The Tekuma Authority has allocated tens of millions to establish a national memorial for October 7, but its creation depends on legislation that remains unfinished. More than a year has passed since the massacre, yet the necessary administrative work is still incomplete. A state commission of inquiry is also deliberately avoided. As a result, the content that would fill any memorial institution is, by definition, partial and lacking. Such commissions are not only meant to assign responsibility. They are designed to form a narrative explaining how the country reached this point. Just as the Holocaust did not begin with the establishment of the death camps, October 7 did not begin on October 7.

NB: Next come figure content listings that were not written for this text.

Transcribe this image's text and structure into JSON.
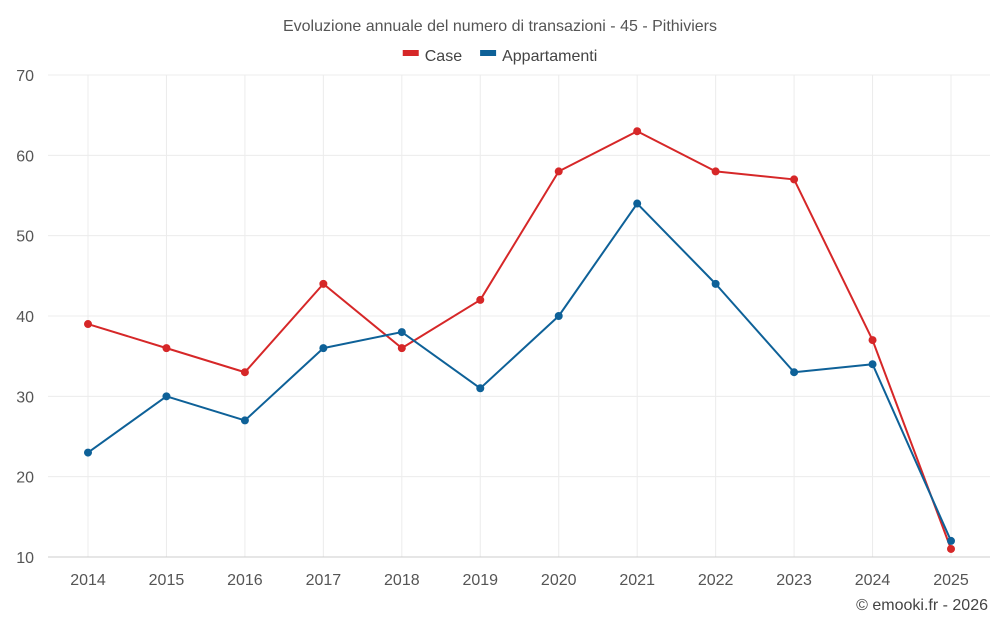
{
  "chart_data": {
    "type": "line",
    "title": "Evoluzione annuale del numero di transazioni - 45 - Pithiviers",
    "categories": [
      "2014",
      "2015",
      "2016",
      "2017",
      "2018",
      "2019",
      "2020",
      "2021",
      "2022",
      "2023",
      "2024",
      "2025"
    ],
    "series": [
      {
        "name": "Case",
        "color": "#d62728",
        "values": [
          39,
          36,
          33,
          44,
          36,
          42,
          58,
          63,
          58,
          57,
          37,
          11
        ]
      },
      {
        "name": "Appartamenti",
        "color": "#0e6198",
        "values": [
          23,
          30,
          27,
          36,
          38,
          31,
          40,
          54,
          44,
          33,
          34,
          12
        ]
      }
    ],
    "ylim": [
      10,
      70
    ],
    "yticks": [
      10,
      20,
      30,
      40,
      50,
      60,
      70
    ],
    "xlabel": "",
    "ylabel": "",
    "grid": true,
    "legend_position": "top-center"
  },
  "credit": "© emooki.fr - 2026"
}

The problem with this dynamic, in which the state moves at its own pace, is that life is not a made-to-order program. It does not wait for government directives, bureaucracy or paperwork. It pushes past every document on its way to the next stage and forces survivors to confront decisions they must make. A community’s ability to tell its own story must always be preserved. But had the authorities and political leadership operated with greater transparency and efficiency, the members of Be'eri could have considered how future national commemoration would be shaped. That would have allowed them to highlight aspects the state does not emphasize or raise issues that matter to them in a different way. Their decision would have been made in context, not in a fog.
Gadi Ezra Photo: Avigail UziDisclosure: At the end of October 2023 I was there as a reservist. The walls of the dental clinic that still stood practically screamed. The path leading to it ran through the same buildings now slated for demolition. ZAKA teams were still searching them for remains. Crushed cars lined the road. Other homes appeared intact but were anything but. Bloodstains on balconies revealed what had happened inside. Still others remained as they were the day they were abandoned — to Gaza, to the next world or to evacuation hotels. In truth that scene has not ended. War does not finish when the last soldier crosses back over the border. Even after Ran Gvili returns, it will end only when the residents return home. It is the state’s duty to ease that journey. Shaping memory in a way that helps them make decisions is an inseparable part of that responsibility.